この下げは、2024年7月までの上昇過程で、もっとも値幅の大きな調整である2018年10月の高値24448円から2020年3月の安値16358円までの調整(8090円幅の下げ)よりも大きくなっています。

今後、日経平均株価が42426円を超えるためには、株価を押し上げる明確な状況の変化が必要です。

それまでは、42426円を超えられずに推移するという予想を前提にして、今後の展開を見てゆく必要があります。

本年は、(昨年12月27日の高値40398円が戻り高値となった後)1月から4月7日まで、下降の流れを継続して、年初から下値を掘り下げる動きとなっています。

例年、日経平均株価は、年の前半が下値堅く、堅調に推移することが多くなっています。

そうならず、年初から下値を掘り下げている年は、政府、日銀による景気対策が実行されなければ、その年が年初の高値を超えられず、年足が陰線引けしています。

4月7日以降、年初からの下げ分の大部分を戻す動きとなっていますが、この上昇は、(現状の投資環境に誰もがわかる材料が入り、変化することがなければ)本年の最高値である1月7日の高値40288円を超えられずに上値を抑えられると見ることができます。

2024年7月の高値が天井であり、本年は、40288円を超えられないのであれば、2024年8月以降の動きは、下降途中のもちあいで、上値を切り下げる格好になると推測できます。

本年が年足陰線で引けるなら、今後は、10月頃までの下げやすい時期に、32000円以下のレンジ下限を試す動きがあらわれるという見方が有力になります。

図表01は、日経平均株価月足と、本年のシナリオです。

前述したことを考慮すると、本年は、2通りのシナリオが考えられるのですが、前週末の下値堅さによって、赤の実線の展開になりにくい状況だと推測できます。

現時点では、青の実線の展開が最も有力な展開だと見ることができます。

図表01 日経平均株価月足と本年のシナリオ

前回、「5月13日以降の動きがダブル・トップを形成中なら、6月が月初から下げの流れを作り、一気にネック・ライン36855円を割れて、天井型を完成する動きになる」、「6月上旬に下値堅く推移するなら、6月がもちあいの動きになる可能性が出てくる」と書きました。

前週末のNYダウが上昇したことで、前週末の夜間取引で225先物期近は、38020円で引けています。

週明け後の日経平均株価は、寄り付き値が6月4日の高値37868円以上の値位置から始まる公算です。

週明け後、37868円を超えて、上値、下値を切り上げる強気パターンを作るなら、現在は、天井型を形成中ではなく、もちあいの動きであると推測できます。

週明け後、価格が上昇すると、上値余地が38494円まで拡大するため、目先的に上昇が勢いづく可能性が出てきます。

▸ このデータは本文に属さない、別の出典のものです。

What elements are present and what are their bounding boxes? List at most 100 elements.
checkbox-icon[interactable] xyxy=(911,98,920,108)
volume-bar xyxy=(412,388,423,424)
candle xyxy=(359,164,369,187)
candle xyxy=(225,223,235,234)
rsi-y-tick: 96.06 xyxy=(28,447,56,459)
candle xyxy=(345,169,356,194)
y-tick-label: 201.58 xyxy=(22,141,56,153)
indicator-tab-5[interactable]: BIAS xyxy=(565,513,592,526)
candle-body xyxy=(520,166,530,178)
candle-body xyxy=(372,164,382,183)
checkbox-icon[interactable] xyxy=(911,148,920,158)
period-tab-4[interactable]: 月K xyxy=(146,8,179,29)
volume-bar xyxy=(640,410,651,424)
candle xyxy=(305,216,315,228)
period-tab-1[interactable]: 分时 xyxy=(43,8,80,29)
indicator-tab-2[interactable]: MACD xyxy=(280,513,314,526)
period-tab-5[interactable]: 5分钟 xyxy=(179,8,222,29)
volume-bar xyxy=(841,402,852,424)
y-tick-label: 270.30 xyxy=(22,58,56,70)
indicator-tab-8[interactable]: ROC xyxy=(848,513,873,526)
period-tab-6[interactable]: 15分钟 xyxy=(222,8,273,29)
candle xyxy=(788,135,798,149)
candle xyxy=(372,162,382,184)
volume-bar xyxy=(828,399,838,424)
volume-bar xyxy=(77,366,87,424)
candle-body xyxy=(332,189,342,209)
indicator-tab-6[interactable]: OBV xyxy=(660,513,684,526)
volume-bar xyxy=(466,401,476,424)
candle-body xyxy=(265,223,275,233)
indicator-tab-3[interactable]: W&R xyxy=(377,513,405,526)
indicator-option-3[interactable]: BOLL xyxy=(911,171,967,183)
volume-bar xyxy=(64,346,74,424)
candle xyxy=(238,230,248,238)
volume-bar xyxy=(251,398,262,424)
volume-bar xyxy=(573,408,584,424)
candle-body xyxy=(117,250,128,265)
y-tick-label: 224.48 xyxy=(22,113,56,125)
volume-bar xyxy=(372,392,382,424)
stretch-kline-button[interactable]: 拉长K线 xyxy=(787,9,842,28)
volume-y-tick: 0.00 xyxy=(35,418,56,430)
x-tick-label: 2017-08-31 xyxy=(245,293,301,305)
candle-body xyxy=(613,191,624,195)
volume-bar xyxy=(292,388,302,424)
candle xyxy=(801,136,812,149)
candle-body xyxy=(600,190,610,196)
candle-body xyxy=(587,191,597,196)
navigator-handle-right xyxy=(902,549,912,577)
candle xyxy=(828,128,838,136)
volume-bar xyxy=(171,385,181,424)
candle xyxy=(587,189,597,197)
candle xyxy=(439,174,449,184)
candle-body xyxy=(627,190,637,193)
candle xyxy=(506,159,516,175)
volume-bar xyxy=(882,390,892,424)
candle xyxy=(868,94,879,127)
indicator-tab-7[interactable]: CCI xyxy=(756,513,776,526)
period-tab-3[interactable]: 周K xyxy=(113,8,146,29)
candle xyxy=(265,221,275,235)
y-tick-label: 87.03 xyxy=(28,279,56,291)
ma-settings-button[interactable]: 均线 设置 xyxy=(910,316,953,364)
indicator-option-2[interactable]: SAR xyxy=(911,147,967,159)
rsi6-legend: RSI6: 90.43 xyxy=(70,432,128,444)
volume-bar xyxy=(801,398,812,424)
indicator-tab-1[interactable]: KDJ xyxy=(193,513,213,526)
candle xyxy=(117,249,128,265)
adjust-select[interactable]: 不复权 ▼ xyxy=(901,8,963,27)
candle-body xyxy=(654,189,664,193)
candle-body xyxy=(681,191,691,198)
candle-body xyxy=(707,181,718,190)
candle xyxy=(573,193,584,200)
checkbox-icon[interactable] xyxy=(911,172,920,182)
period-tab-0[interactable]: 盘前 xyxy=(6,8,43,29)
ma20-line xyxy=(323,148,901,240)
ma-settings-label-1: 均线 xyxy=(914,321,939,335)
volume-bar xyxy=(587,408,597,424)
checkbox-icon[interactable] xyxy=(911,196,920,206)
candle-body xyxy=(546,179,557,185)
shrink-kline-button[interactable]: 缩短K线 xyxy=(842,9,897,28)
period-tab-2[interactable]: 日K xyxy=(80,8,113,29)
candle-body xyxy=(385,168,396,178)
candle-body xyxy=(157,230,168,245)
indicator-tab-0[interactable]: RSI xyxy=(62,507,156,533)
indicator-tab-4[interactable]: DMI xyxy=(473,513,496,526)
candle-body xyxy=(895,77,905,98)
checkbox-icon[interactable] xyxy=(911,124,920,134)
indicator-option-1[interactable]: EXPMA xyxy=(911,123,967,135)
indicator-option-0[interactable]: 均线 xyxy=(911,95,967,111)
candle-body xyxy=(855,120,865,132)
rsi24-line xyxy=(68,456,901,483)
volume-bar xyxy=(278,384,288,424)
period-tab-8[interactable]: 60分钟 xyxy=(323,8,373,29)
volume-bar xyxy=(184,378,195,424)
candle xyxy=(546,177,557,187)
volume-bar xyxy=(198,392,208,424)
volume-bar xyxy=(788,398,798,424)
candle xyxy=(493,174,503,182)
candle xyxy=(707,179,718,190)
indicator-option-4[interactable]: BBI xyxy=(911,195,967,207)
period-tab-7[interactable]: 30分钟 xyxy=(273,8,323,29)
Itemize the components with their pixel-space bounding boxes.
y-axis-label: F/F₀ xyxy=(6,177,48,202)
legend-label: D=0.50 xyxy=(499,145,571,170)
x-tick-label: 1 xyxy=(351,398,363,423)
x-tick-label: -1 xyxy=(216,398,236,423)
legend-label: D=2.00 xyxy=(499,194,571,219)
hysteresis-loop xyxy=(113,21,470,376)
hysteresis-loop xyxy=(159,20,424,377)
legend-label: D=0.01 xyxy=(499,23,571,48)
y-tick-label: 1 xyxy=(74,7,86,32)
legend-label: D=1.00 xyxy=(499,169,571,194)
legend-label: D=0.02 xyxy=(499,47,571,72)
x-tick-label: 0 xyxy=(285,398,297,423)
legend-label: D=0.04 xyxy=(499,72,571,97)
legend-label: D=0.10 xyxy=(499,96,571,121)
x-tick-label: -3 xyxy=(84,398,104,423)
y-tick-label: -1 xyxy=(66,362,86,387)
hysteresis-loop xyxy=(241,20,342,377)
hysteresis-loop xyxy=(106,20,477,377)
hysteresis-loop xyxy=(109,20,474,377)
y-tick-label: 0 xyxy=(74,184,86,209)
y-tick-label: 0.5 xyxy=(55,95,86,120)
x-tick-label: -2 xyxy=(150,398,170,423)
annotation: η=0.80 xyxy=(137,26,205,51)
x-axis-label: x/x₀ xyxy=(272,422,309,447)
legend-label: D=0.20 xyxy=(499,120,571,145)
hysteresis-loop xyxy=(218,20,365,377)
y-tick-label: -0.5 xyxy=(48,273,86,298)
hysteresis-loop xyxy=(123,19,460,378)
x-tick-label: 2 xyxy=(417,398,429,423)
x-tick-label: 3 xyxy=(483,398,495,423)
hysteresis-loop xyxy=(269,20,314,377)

そうなると、一時的な勢いの強さを継続する格好で、38494円を大きく上回る動きになることも考えられます。

38494円を超える動きになった場合、昨年12月の高値40398円以上を目指す展開を想定したくなりますが、前述した現状を考慮すると、「40288円を超えられない」、「6月中、または6月から7月にかけて、戻り高値をつけた後、32000円を目指す動きへ入る」ということを前提にして、その後の展開を考える方が妥当だと言えます。

図表02は、日経平均株価日足と、6月の想定できる値動きです。

現時点では、まだ6月が一本調子に下げる可能性を残しています。

そのためには、月曜日は、寄り付き後、すぐに下降を開始して、6月5日の安値37527円以下へ下げる動きが必要になります。